Qualcuno si chiede se per caso tale caratteristica sia da valutare come essenziale o obbligatoria sempre al momento della ferma. La risposta è negativa, perché potrebbe capitare che il cane si trovi a ridosso della selvaggina e quindi debba fermare di scatto, non potrebbe farlo con morbidezza altrimenti rischierebbe lo sfrullo. Quando mi sono riavvicinato al bracco negli ultimi anni, osservando alcuni soggetti impegnati nelle prove ufficiali, sono spesso, molto spesso, rimasto sconcertato nell’osservare la loro andatura contraddistinta da un trotto secco, con movimenti meccanici. Ad osservarli sembrava di vedere una registrazione portata avanti in modalità fast.

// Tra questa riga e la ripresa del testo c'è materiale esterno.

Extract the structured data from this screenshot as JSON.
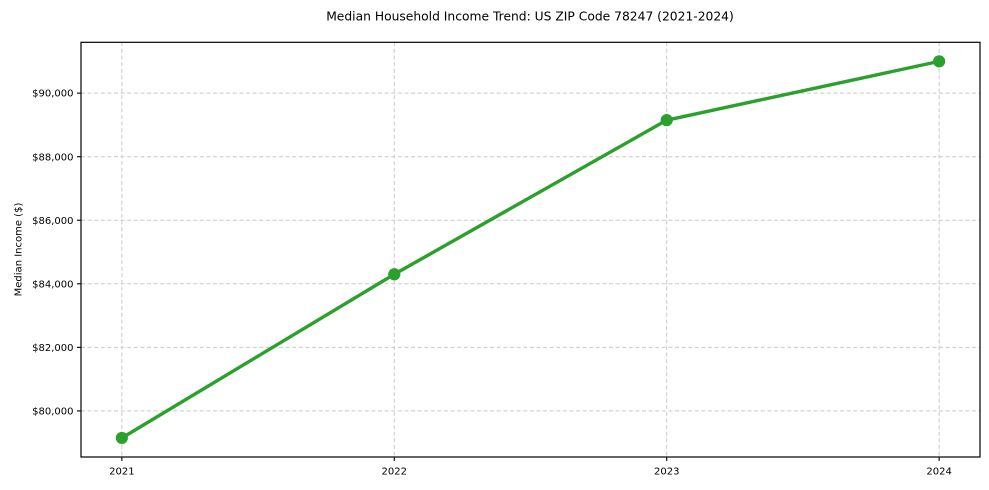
{
  "chart_data": {
    "type": "line",
    "title": "Median Household Income Trend: US ZIP Code 78247 (2021-2024)",
    "xlabel": "",
    "ylabel": "Median Income ($)",
    "categories": [
      2021,
      2022,
      2023,
      2024
    ],
    "values": [
      79150,
      84300,
      89150,
      91000
    ],
    "xtick_labels": [
      "2021",
      "2022",
      "2023",
      "2024"
    ],
    "yticks": [
      80000,
      82000,
      84000,
      86000,
      88000,
      90000
    ],
    "ytick_labels": [
      "$80,000",
      "$82,000",
      "$84,000",
      "$86,000",
      "$88,000",
      "$90,000"
    ],
    "xlim": [
      2020.85,
      2024.15
    ],
    "ylim": [
      78550,
      91600
    ],
    "grid": true,
    "grid_linestyle": "dashed",
    "legend_position": "none",
    "line_color": "#2ca02c",
    "marker": "circle"
  },
  "colors": {
    "line": "#2ca02c",
    "marker": "#2ca02c",
    "grid": "#c9c9c9",
    "spine": "#000000",
    "tick": "#000000",
    "text": "#000000",
    "background": "#ffffff"
  }
}
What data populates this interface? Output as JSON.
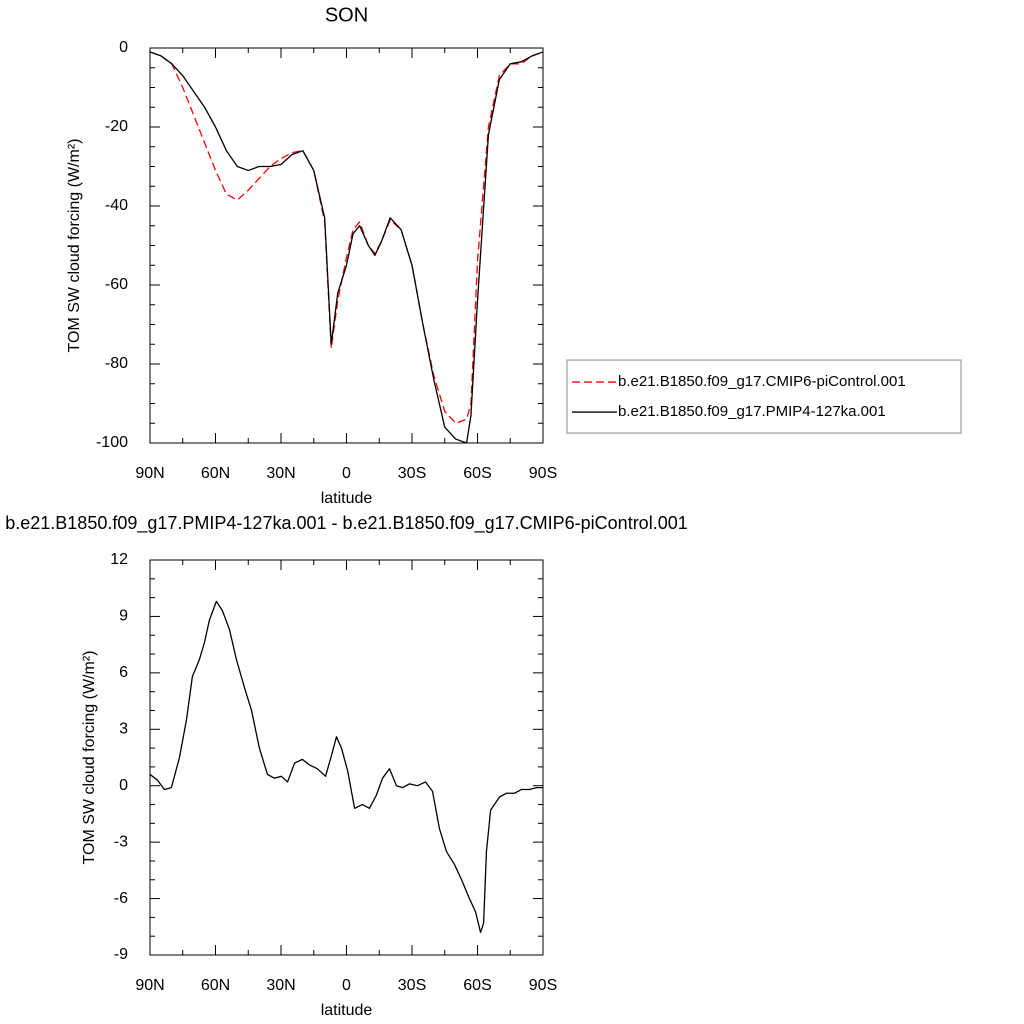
{
  "chart_data": [
    {
      "type": "line",
      "title": "SON",
      "xlabel": "latitude",
      "ylabel": "TOM SW cloud forcing (W/m²)",
      "x": [
        90,
        85,
        80,
        75,
        70,
        65,
        60,
        55,
        50,
        45,
        40,
        35,
        30,
        25,
        20,
        15,
        10,
        7,
        4,
        0,
        -3,
        -6,
        -10,
        -13,
        -16,
        -20,
        -25,
        -30,
        -35,
        -40,
        -45,
        -50,
        -55,
        -57,
        -60,
        -65,
        -70,
        -75,
        -80,
        -85,
        -90
      ],
      "series": [
        {
          "name": "b.e21.B1850.f09_g17.CMIP6-piControl.001",
          "color": "#ff0000",
          "dashed": true,
          "values": [
            -1,
            -2,
            -4,
            -10,
            -17,
            -24,
            -31,
            -37,
            -38.5,
            -36,
            -33,
            -30,
            -28,
            -26.5,
            -26,
            -31,
            -44,
            -76,
            -64,
            -53,
            -46,
            -44,
            -50,
            -52,
            -49,
            -43.5,
            -46,
            -55,
            -70,
            -83,
            -92,
            -95,
            -94,
            -90,
            -54,
            -20,
            -7,
            -4,
            -4,
            -2,
            -1
          ]
        },
        {
          "name": "b.e21.B1850.f09_g17.PMIP4-127ka.001",
          "color": "#000000",
          "dashed": false,
          "values": [
            -1,
            -2,
            -4,
            -7,
            -11,
            -15,
            -20,
            -26,
            -30,
            -31,
            -30,
            -30,
            -29.5,
            -27,
            -26,
            -31,
            -43,
            -75,
            -62,
            -55,
            -47,
            -45,
            -50,
            -52.5,
            -49,
            -43,
            -46,
            -55,
            -70,
            -84,
            -96,
            -99,
            -100,
            -93,
            -64,
            -22,
            -8,
            -4,
            -3.5,
            -2,
            -1
          ]
        }
      ],
      "xlim": [
        90,
        -90
      ],
      "xticks": [
        {
          "value": 90,
          "label": "90N"
        },
        {
          "value": 60,
          "label": "60N"
        },
        {
          "value": 30,
          "label": "30N"
        },
        0,
        {
          "value": -30,
          "label": "30S"
        },
        {
          "value": -60,
          "label": "60S"
        },
        {
          "value": -90,
          "label": "90S"
        }
      ],
      "ylim": [
        -100,
        0
      ],
      "yticks": [
        0,
        -20,
        -40,
        -60,
        -80,
        -100
      ],
      "legend": "right"
    },
    {
      "type": "line",
      "title": "b.e21.B1850.f09_g17.PMIP4-127ka.001 - b.e21.B1850.f09_g17.CMIP6-piControl.001",
      "xlabel": "latitude",
      "ylabel": "TOM SW cloud forcing (W/m²)",
      "x": [
        90,
        86.6,
        83.4,
        80.2,
        76.5,
        73.3,
        70.6,
        67.4,
        65.1,
        62.8,
        59.6,
        56.8,
        53.6,
        50.4,
        46.7,
        43.5,
        39.9,
        36.2,
        33.0,
        29.8,
        27.0,
        23.8,
        20.2,
        16.9,
        13.3,
        9.6,
        6.9,
        4.6,
        2.3,
        -0.5,
        -3.7,
        -7.3,
        -10.5,
        -13.7,
        -16.5,
        -19.7,
        -22.9,
        -25.7,
        -28.9,
        -32.5,
        -36.2,
        -39.4,
        -42.6,
        -45.8,
        -49.5,
        -52.7,
        -56.3,
        -59.1,
        -61.4,
        -62.8,
        -64.1,
        -66.0,
        -70.1,
        -73.3,
        -76.9,
        -80.2,
        -83.8,
        -87.0,
        -90
      ],
      "series": [
        {
          "color": "#000000",
          "dashed": false,
          "values": [
            0.6,
            0.3,
            -0.2,
            -0.1,
            1.5,
            3.5,
            5.8,
            6.7,
            7.6,
            8.8,
            9.8,
            9.3,
            8.3,
            6.7,
            5.2,
            4.0,
            2.0,
            0.6,
            0.4,
            0.5,
            0.2,
            1.2,
            1.4,
            1.1,
            0.9,
            0.5,
            1.6,
            2.6,
            2.0,
            0.8,
            -1.2,
            -1.0,
            -1.2,
            -0.5,
            0.4,
            0.9,
            0.0,
            -0.1,
            0.1,
            0.0,
            0.2,
            -0.3,
            -2.3,
            -3.5,
            -4.2,
            -5.0,
            -6.0,
            -6.7,
            -7.8,
            -7.3,
            -3.5,
            -1.3,
            -0.6,
            -0.4,
            -0.4,
            -0.2,
            -0.2,
            -0.1,
            -0.1
          ]
        }
      ],
      "xlim": [
        90,
        -90
      ],
      "xticks": [
        {
          "value": 90,
          "label": "90N"
        },
        {
          "value": 60,
          "label": "60N"
        },
        {
          "value": 30,
          "label": "30N"
        },
        0,
        {
          "value": -30,
          "label": "30S"
        },
        {
          "value": -60,
          "label": "60S"
        },
        {
          "value": -90,
          "label": "90S"
        }
      ],
      "ylim": [
        -9,
        12
      ],
      "yticks": [
        12,
        9,
        6,
        3,
        0,
        -3,
        -6,
        -9
      ]
    }
  ]
}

Da profano lì non ho visto nulla che mi facesse pensare al bracco italiano mentre giudici, conduttori e allevatori sembravano piacevolmente colpiti e compiaciuti del lavoro fatto, contenti loro! Ho così avuto timore di riprendere un bracco italiano, timore di trovarmi tra le mani soggetti che per me sono snaturati e la cui andatura proprio non sarei riuscito a sopportare.
Fortunatamente il soggetto che ho attualmente per le mani mi soddisfa, rientrando il suo stile nella mia idea di caccia con un bracco italiano, pur con i suoi eccessi, impetuosità e la sua testardaggine peccati veniali legati alla giovane età e sicuramente al mio atteggiamento naif in fase di addestramento.
La filata e la guidata
Durante la fase di cerca, dopo aver alternato galoppo a trotto spinto o stilato, una volta entrato in zona di effluvio, il bracco italiano rallenterà al passo e sempre più lentamente mettendo un passo dopo l’altro, delicatamente, come per timore di far rumore. Captata l’emanazione olfattiva con l’azione della filata il nostro bracco, sviscererà la molecola odorosa cercando di risalire alla fonte. Quest’ultima azione prevede un atteggiamento estremamente cauto dell’ausiliare, che a dispetto della mole e della stazza si muoverà con estrema delicatezza per non far rumore, per lasciarci godere il momento, per darci il tempo di prepararci a quell’ultimo suggello che sarà la ferma, preludio della partenza del selvatico. È questo un aspetto che ho riscontrato anche in altre razze come il breton, solo che per queste di taglia minore, non fa impressione che si muovano senza far rumore, mentre per un cane di stazza come il bracco italiano la cosa è sicuramente molto più caratteristica e di grande impatto.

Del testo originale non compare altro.